With the start of the fall academic semester at most U.S. colleges, students are beginning to think about spending the spring semester overseas.
Some will consider Costa Rica for its biodiversity, spectacular beaches and relatively low crime rate. And they probably will pick a program that meshes with their academic studies and provides college credit.
Yet statistics are hard to find so that students and their parents can make a rational choice. They should want to know the experiences of students in specific countries and experiences with selected programs.
There may be as many as 10,000 firms that send U.S. students overseas, and the business is approaching $2 billion a year.
To help the students and parents make an informed decision, a U.S. lawmaker is promoting a bill to require these country and program statistics.
New York congressman Sean Patrick Maloney proposed the Ravi Thackurdeen Safe Students Study Abroad Act. The bill would require institutions of higher education to report crimes that occur while a student is studying abroad, as well as show that they have adopted and implemented a program to protect students participating in an approved study abroad program from crime and harm.
The bill carries the name of Newburgh, New York, student Ravi Thackurdeen, who died in a water accident in Costa Rica. The Swarthmore University student was here under the auspices of the Organization of Tropical Studies. He was caught in a rip tide while swimming in 2012.
The House of Representatives said in a summary that the bill would require higher educational institutions to provide each student who is interested in participating in an approved study abroad program with a pre-trip orientation session and information regarding the countries in which the programs are located and the incidents and crime statistics there.
The educational institutions also would be required to provide each student who returns from such a study abroad program a post-trip orientation session, including an exit interview.
The lawmaker promoted the bill in a talk at Vassar College earlier this month. The college is in his congressional district.
Like many pieces of legislation, the Democratic lawmaker’s bill might not go anywhere. He is responding to several parents who have been seeking a bill like this for years.
Perhaps the principal proponent of more data for students going oversea is Sheryl Hill, whose son Tyler died while on a student trip to Japan in 2007. She operates the ClearCause Foundation that has been promoting better reporting on overseas incidents for years.
Her son died of a medical condition, but she said he did not receive rapid help.
Of the handful of students featured atop the ClearCause Web site, four died in Costa Rica. Only two of the four were victims of water accidents. One, Justin Johnson, was shot by a hotel guard in 2011, and the fourth, Zoe Damon, died in 2011 in a motor vehicle accident.
They represented a tiny fraction of the estimated 315 U.S. citizens who died from violent deaths in Costa Rica from January 2003 to December 2014, based on U.S. State Department data.
Erik L. Downes of Cape Coral, Florida, died in 2011 off a beach south of Dominical. The fourth student featured is young Thackurdeen.
The information on the ClearCause is far from complete. In part, that is because there is no central office where crimes against U.S. students overseas are catalogued. Creating such a system is the goal of the bill.
News files show there have been additional student deaths.
The U.S. State Department receives much of this information, but the government employees there decline to share it. News stories about the deaths of U.S. citizens or crimes involving them come from the police agencies as frequently flawed versions.
The State Department also does not give names of the estimated 315 U.S. citizens who died violent deaths here in the last 12 years. The department Web site claims incorrectly that the names are being withheld based on privacy laws. Death extinguishes privacy concerns. The ClearCause Foundation has filed an appeal to its Freedom of Information Act request for the names of dead students worldwide.
The State Department in the persona of staffers at the U.S. Embassy here do not even announce when U.S. citizens go missing. They also do not report crimes in which U.S. citizens have been victims. So maintaining an accurate list is difficult.

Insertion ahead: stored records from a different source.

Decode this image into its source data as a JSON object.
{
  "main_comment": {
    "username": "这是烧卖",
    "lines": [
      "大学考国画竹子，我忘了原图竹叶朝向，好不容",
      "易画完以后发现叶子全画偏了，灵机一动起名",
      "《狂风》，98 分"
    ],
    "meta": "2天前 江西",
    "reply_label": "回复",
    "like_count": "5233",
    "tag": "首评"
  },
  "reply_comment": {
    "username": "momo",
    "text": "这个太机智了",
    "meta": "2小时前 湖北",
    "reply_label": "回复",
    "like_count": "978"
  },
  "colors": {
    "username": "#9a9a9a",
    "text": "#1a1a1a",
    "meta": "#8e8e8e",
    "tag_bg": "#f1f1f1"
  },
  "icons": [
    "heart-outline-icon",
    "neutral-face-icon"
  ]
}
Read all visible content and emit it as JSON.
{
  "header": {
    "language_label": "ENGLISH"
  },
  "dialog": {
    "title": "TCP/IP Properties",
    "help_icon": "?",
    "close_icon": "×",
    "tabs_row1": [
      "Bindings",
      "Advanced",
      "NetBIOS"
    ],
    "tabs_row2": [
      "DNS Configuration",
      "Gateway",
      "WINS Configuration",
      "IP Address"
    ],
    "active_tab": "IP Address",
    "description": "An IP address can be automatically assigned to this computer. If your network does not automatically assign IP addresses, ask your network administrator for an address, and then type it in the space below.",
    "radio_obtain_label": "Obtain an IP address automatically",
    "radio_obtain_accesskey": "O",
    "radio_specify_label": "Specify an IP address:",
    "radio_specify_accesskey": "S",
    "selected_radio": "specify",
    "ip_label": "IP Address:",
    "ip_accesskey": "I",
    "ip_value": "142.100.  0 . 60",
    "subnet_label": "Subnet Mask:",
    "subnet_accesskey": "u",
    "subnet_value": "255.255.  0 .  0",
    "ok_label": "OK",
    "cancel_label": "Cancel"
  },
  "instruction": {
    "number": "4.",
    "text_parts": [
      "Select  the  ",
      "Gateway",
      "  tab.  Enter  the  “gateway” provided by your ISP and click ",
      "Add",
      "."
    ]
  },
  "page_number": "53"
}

ClearCause, for example, reports that University of Massachusetts at Amherst sanctioned Living Routes for withholding information on a sexual assault in Costa Rica. The female student was studying in Monteverde but went to the beach over a holiday weekend where she was raped.
That case raises another problem with statistics. The student, like many U.S. victims here, declined to file a police report. That data would be picked up in the statistics required by Maloney’s bill.
The foundation would like the U.S. Embassies overseas to take a stronger role in protecting U.S. students.
The foundation also urges parents of any student going overseas to purchase medical insurance that would be valid in the host country.